Canada coasted through the group stage at the CONCACAF Women's U-17 Championship with an unblemished record showing three wins from three. The tone was set by a comfortable 3-0 defeat of Puerto Rico on 17 July in which Rachel Lamarre, Sheline Zadorsky and Annick Maltais were all on target, and Zadorsky was among the goals once again when the Canucks faced Jamaica two days later.

This, however, was a considerably tighter match, and one that the North Americans ultimately edged only by the odd goal in seven, with Tiffany Cameron grabbing a double and Amy Harrison also opening her account. Harrison's 84th-minute clincher nonetheless sealed their place in the semi-finals with a game to spare, and Canada went on to claim top spot with a surprisingly straightforward 4-1 victory over Mexico, the highlight of which was another brace from the impressive Cameron.

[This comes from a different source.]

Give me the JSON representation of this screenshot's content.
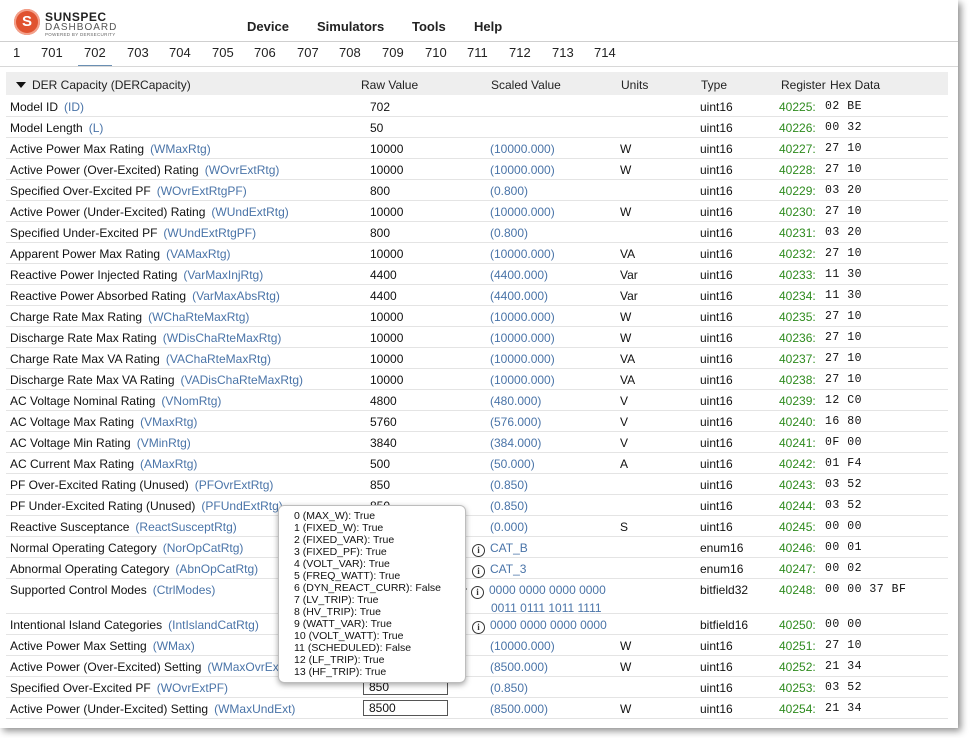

Sealing top spot ensured that Canada avoided a ‘derby' against tournament favourites USA in the last four, yet despite being expected to beat the supposedly inferior Costa Ricans, they slipped to a shock 2-0 loss that left their New Zealand 2008 ambitions hanging by a thread. A rematch with Mexico lay in wait in the third-place play-off, and while the stakes were considerably higher on this occasion, Rosenfeld was grateful that the outcome was the same, with Cameron's solitary 32nd-minute strike seizing victory and the final CONCACAF berth to New Zealand 2008.

The coach
As a player, Bryan Rosenfeld was so notoriously driven and serious about his football that he earned the menacing moniker ‘Death'. A goalkeeper of some repute, he represented Canada at the FIFA World Youth Championship Soviet Union 1985 and went on to be capped for the senior side at the age of 22, also turning out for Hamilton Steelers, Toronto Blizzard and Toronto Rocket at club level. In 2002, at the age of 37, Rosenfeld took charge of Canada's junior women's team, also serving as assistant coach at that year's senior CONCACAF Gold Cup. Now the Ontario native, who will be 43 by the time New Zealand 2008 rolls around, has the challenge of leading Canada's U-17 women into the latter stages of their first-ever FIFA finals.

Players to watch
Tiffany Cameron, who will celebrate her 17th birthday 13 days before Canada's first match at New Zealand 2008, was her country's top scorer at the CONCACAF Women's U-17 Championship with five goals in as many games - including the qualification-sealing strike against Mexico. The striker, who also managed a memorable hat-trick in a 4-1 win over USA last November, plays her club football for Erin Mills Soccer Club and is expected to be the Canucks' principle goal threat in New Zealand.

What they said...

"I don't want players who want to play for Canada. I want players who want to win the World Cup. I want players who want to be extraordinary," Canada coach Bryan Rosenfeld.